“It’s over, Dad!” I interrupt, getting angry. I don’t have time for any more of his lies, not when every minute keeps Tessa at risk. “We know everything. It’s time for you to confess and come clean. It’s not too late to do the right thing,” I add, urging. “I know you never meant to let it get this far. But these are dangerous people you’re working with. You know what they did to Valerie. Do you really think they wouldn’t turn on you, too?”
My father shakes his head, looking bewildered. “But Valerie… That was an accident.”
“It was murder!” I exclaim, frustrated. “They killed her to stop her from revealing the fraud. Don’t you see? They’ll stop at nothing to keep this secret hidden.”
“No!” my father protests again, pale-faced. “Maybe the first test results needed a little…massaging, but the rest of it? She was drunk driving. The roads were wet—”

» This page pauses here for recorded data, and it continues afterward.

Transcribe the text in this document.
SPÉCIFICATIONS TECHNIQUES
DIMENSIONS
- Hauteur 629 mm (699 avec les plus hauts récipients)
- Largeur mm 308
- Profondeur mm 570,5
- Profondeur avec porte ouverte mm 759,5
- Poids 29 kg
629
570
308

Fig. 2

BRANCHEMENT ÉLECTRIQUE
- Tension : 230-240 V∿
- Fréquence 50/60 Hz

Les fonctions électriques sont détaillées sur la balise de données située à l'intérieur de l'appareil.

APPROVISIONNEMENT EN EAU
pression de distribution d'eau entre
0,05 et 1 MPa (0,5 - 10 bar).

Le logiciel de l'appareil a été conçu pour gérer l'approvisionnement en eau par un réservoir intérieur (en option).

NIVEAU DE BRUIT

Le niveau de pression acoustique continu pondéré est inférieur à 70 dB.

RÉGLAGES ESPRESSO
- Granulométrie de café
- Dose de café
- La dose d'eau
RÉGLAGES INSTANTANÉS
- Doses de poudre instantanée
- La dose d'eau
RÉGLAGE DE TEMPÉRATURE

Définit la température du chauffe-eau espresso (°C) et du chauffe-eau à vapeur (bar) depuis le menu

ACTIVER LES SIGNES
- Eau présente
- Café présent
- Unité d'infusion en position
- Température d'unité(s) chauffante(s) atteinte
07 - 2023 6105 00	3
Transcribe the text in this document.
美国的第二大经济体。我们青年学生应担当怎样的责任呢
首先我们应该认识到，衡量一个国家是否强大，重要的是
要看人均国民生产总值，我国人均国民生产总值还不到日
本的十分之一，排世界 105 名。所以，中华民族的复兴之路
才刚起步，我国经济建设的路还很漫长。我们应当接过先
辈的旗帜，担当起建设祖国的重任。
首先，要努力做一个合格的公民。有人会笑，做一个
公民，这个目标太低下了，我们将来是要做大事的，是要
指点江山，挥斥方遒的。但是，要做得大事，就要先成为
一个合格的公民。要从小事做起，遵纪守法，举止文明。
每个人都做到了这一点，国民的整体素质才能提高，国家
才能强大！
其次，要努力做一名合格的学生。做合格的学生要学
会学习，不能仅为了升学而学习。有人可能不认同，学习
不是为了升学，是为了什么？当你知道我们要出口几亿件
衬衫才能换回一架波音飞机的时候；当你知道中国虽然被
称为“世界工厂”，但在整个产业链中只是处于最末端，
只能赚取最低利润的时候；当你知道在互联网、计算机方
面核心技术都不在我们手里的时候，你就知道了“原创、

“Honestly, Alexander. Don’t be a fool.” My mother’s voice cuts through his excuses, icy calm. “The bitch got what she deserved.”
What the fuck?!
I turn to my mother, shocked. She meets my eyes defiantly. “She brought it on herself, getting greedy, threatening to report the whole thing. As if morals mattered to her. She was happy enough to take the money and falsify the data to begin with. It was her fault the drug didn’t work in the first place,” my mother purses her lips in distaste. “If she’d been better at her job, then none of this would have happened.”
I gape at her in disbelief. “You knew?”
“Of course I knew,” she spits back at me, glaring. “Who do you think has been stuck cleaning up your father’s mess? The company has everything riding on this new drug. Everything,” she vows. “Our fortune. Our reputation. You think I would just sit back and let us fail? The Ashford name would become a joke. We’d lose it all,” she adds, with a quiet fury. “Five hundred years of history. Our family’s legacy, down the drain. Well, I won’t let that happen.”
I can’t believe it. All this time I assumed my father was in over his head, swept along with someone else’s evil plans.
He was.
I just never imagined it was my mother who was the one calling the shots.
“No,” I tell her, the betrayal hardening to steely determination in my veins. “This ends.Now. I won’t stand for it. We don’t want this fucking legacy of yours. Do we, Robert?” I add, glancing over at my brother. He’s been standing there silently through all of this, and I know he must be reeling from the revelations, too. “We’re going to do the right thing.”
But Robert puts his hands up, trying to calm me. “Just wait a minute,” he says. “Let’s talk about this.”
“What the fuck is there to talk about?” I explode. “Didn’t you hear what I just said? This is massive fraud. Conspiracy. Murder!”
“Which means we shouldn’t be hasty,” Robert says, looking nervous. “Just think of what happens if word gets out. There’ll be consequences.”
“You mean like a faulty drug going to market, fooling millions of innocent people who think it’s their last hope of a miracle?” I shoot back, remembering that poor man outside Ashford HQ the other day. He was desperate for a cure for his wife, and my family would go right ahead and sell him one, knowing full well that it wouldn’t make a difference.
“The team is still working on the drug,” Robert argues. “We’re testing new formulations, we’ll get it right soon enough, but not if we’re just shut down.”
“You can’t be serious,” I stare at him, confused. “You know this is wrong. People are getting hurt!”
“And who’s fault is that?” Robert explodes suddenly. His face is red, shameful and frustrated. “If your girlfriend hadn’t started digging around, if that sister of hers had just stayed dead, then none of this would be a problem!”
I stagger back, stunned at the anger in his voice. And that’s when it hits me…
He knows Wren is alive.
Instinctively, I pull out my gun, and level it at my brother. I already fixed the silencer to the barrel, back at my house, and now it gleams a dull grey in the cathedral lights.
My mother gasps. “Anthony, what on earth are you doing!”
“Put that thing away!” My father adds, outraged.
I ignore them. “How did you get that shoulder injury, Robert?” I demand quietly.
“I… I told you. It was a squash match,” he blurts.
“No, you said rugby.” I flip the safety off, my grip steady. The pieces fall into place. Fuck, it’s been right under my nose all along.
Phillip gave up Wren’s location. He told his higher-ups at Ashford about the cottage in the country, and they sent a man there to kill Wren and Tessa. To stalk them through the dark woods, to terrorize and hurt them.
The gunman was someone they trusted. Someone athletic. Someone with everything to lose.